I need someone expert with Python or a similar tool to scrape data from text documents that I will provide, to extract numerical and text data according to the rules I provide. The text documents are in Russian, so ability to read the Cyrillic alphabet is helpful, but as long as you are able to include Cyrillic text in the code, it’s not essential that you understand the words.
Here is more detail: I have about 40,000 individual Microsoft word documents (1-4 pages in length each), which are court decisions in criminal cases (in Russian). I want to create a dataset from the information contained in these documents: for example, the name of the judge, the crimes charged, and the sentence imposed. I have written “identification rules” (in English, but using Russian “trigger words”) that indicate how to extract or code all the variables I want. For example, to extract the name of the defendant (accused criminal) in each case, the rule is “Eхtract the first Capitalized word following any one of these trigger words [УСТАНОВИЛ ОR Установил ОR У С Т А Н О В И Л OR установил].” Another example: to figure out whether a court reached a verdict, I want to create a variable “verdict,” which can be done by following the rule “Enter 1 or True if the title/header of the document is [П Р И Г О В О Р OR ПРИГОВОР].” Some rules require the extraction of text in the documents, and some rules just require a 1/0 or True/False depending on whether certain trigger words or phrases occur in each document. You would have to code these rules that I provide, so as to extract the information into a dataset that is readable in STATA (e.g., Excel, delimited such as CSV, dta, xml). As you see, so long as you are able to replicate the Russian words in your code, you need not understand them, although it would help.
There are a lot of variables I want in the final dataset, and therefore, a lot of identification rules – about 150, which take up about 30 pages in a Word document.

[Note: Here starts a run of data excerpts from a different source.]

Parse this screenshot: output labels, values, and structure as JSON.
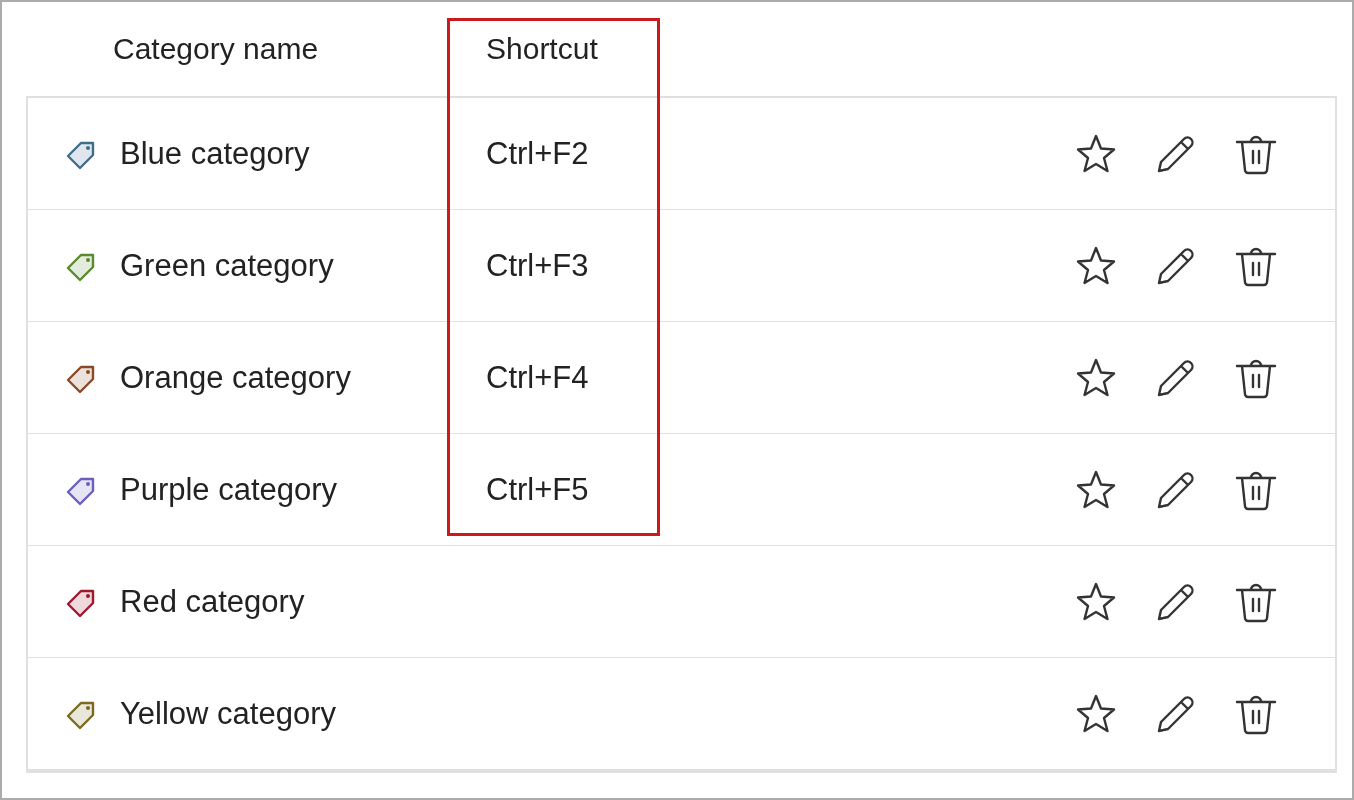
{
  "columns": [
    "Category name",
    "Shortcut"
  ],
  "categories": [
    {
      "name": "Blue category",
      "shortcut": "Ctrl+F2",
      "color": "#3f6e8c"
    },
    {
      "name": "Green category",
      "shortcut": "Ctrl+F3",
      "color": "#5a8a2e"
    },
    {
      "name": "Orange category",
      "shortcut": "Ctrl+F4",
      "color": "#8a4a26"
    },
    {
      "name": "Purple category",
      "shortcut": "Ctrl+F5",
      "color": "#6a5fc0"
    },
    {
      "name": "Red category",
      "color": "#a0182e"
    },
    {
      "name": "Yellow category",
      "color": "#7a6a20"
    }
  ]
}
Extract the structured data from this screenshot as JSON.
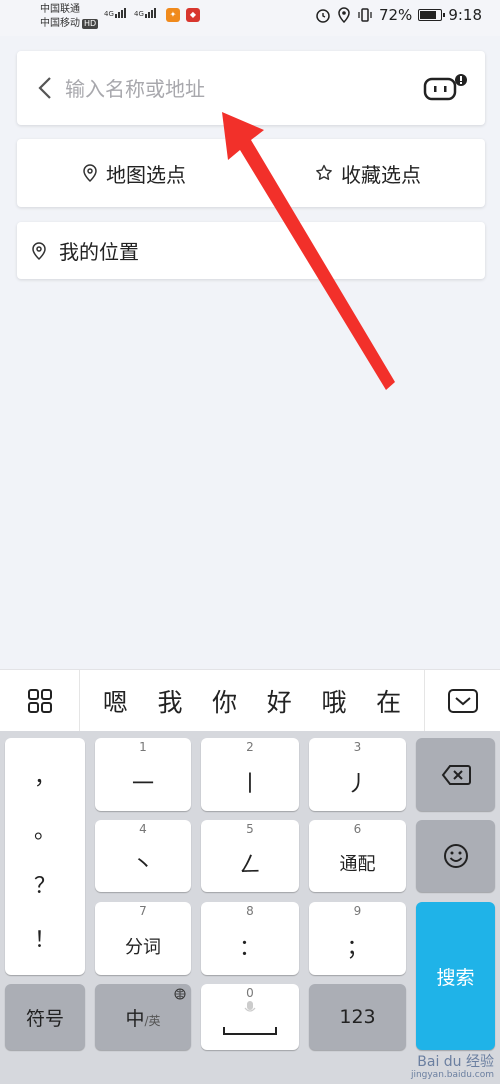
{
  "status_bar": {
    "carrier1": "中国联通",
    "carrier2": "中国移动",
    "hd": "HD",
    "net1": "4G",
    "net2": "4G",
    "battery": "72%",
    "time": "9:18"
  },
  "search": {
    "placeholder": "输入名称或地址"
  },
  "options": {
    "map_pick": "地图选点",
    "favorite_pick": "收藏选点"
  },
  "my_location": "我的位置",
  "keyboard": {
    "candidates": [
      "嗯",
      "我",
      "你",
      "好",
      "哦",
      "在"
    ],
    "punct": [
      "，",
      "。",
      "？",
      "！"
    ],
    "keys": [
      {
        "num": "1",
        "label": "一"
      },
      {
        "num": "2",
        "label": "丨"
      },
      {
        "num": "3",
        "label": "丿"
      },
      {
        "num": "4",
        "label": "丶"
      },
      {
        "num": "5",
        "label": "ㄥ"
      },
      {
        "num": "6",
        "label": "通配"
      },
      {
        "num": "7",
        "label": "分词"
      },
      {
        "num": "8",
        "label": "："
      },
      {
        "num": "9",
        "label": "；"
      }
    ],
    "symbol": "符号",
    "lang_main": "中",
    "lang_alt": "/英",
    "space_num": "0",
    "num_key": "123",
    "search_key": "搜索"
  },
  "watermark": {
    "text": "Bai du 经验",
    "sub": "jingyan.baidu.com"
  },
  "colors": {
    "accent": "#1fb3e8",
    "arrow": "#f2302a"
  }
}
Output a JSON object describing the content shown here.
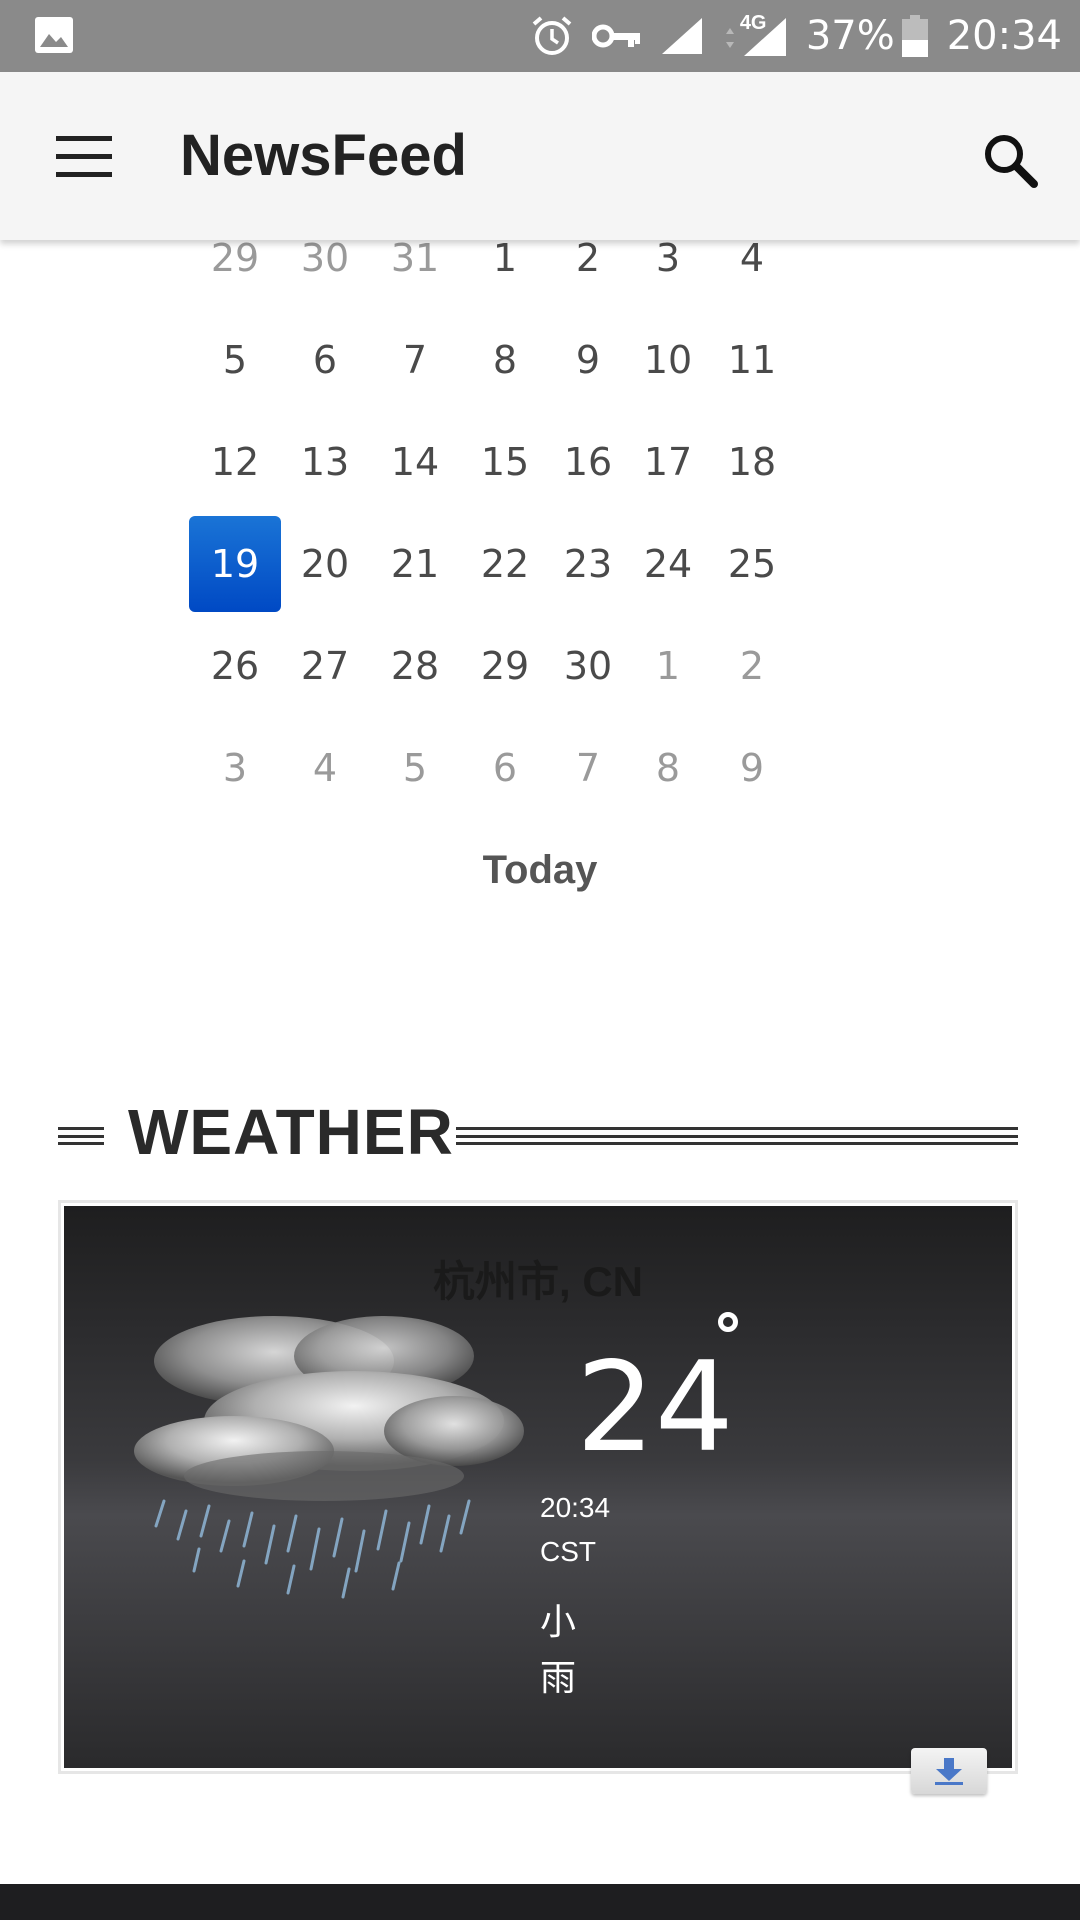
{
  "status_bar": {
    "battery": "37%",
    "time": "20:34",
    "network": "4G",
    "icons": [
      "image-icon",
      "alarm-icon",
      "vpn-key-icon",
      "signal-icon",
      "signal-4g-icon",
      "battery-icon"
    ]
  },
  "app_bar": {
    "title": "NewsFeed",
    "menu_icon": "menu-icon",
    "search_icon": "search-icon"
  },
  "calendar": {
    "weeks": [
      [
        "29",
        "30",
        "31",
        "1",
        "2",
        "3",
        "4"
      ],
      [
        "5",
        "6",
        "7",
        "8",
        "9",
        "10",
        "11"
      ],
      [
        "12",
        "13",
        "14",
        "15",
        "16",
        "17",
        "18"
      ],
      [
        "19",
        "20",
        "21",
        "22",
        "23",
        "24",
        "25"
      ],
      [
        "26",
        "27",
        "28",
        "29",
        "30",
        "1",
        "2"
      ],
      [
        "3",
        "4",
        "5",
        "6",
        "7",
        "8",
        "9"
      ]
    ],
    "selected": "19",
    "today_label": "Today"
  },
  "weather": {
    "section_title": "WEATHER",
    "city": "杭州市, CN",
    "temperature": "24",
    "time": "20:34",
    "timezone": "CST",
    "description": "小雨",
    "condition_icon": "light-rain-cloud-icon",
    "download_icon": "download-icon"
  }
}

The rules are of various complexity, and some have multiple parts, unlike the examples above. That means a programmer will need to communicate with me if some rules are confusing or difficult to program, and I will try to revise them. I also anticipate that the first attempt at compiling the dataset will reveal problems that have to be addressed, and the programmer should be willing to help me address them.
I am uploading the following to help you figure out if you can do this project: a document with just a few sample rules (“Sample Rules”), a document with just 2 samples of the cases from which the data is to be extracted (“Sample Cases”), and an Excel document that gives a sense for what I need the final product to look like (“Sample Output”) – although it need not be in Excel, of course.
29 freelancers are bidding on average $2159 for this job
Hello I'm Python developer and I'm very interested in your project. The Cyrillic alphabet is native for me 'course I'm from Ukraine. Please kindly provide more details related to project requirements. Thanks.
hello, you can place your confidence in my Python/Russian-Cyrillic knowledge and experience. please feel free to ask for any information. greets, srdjan
I am experienced with Word / Excel automation tasks and I am native Russian so I can understand this documents perfectly. Feel free to ask me for demo application if you are interested.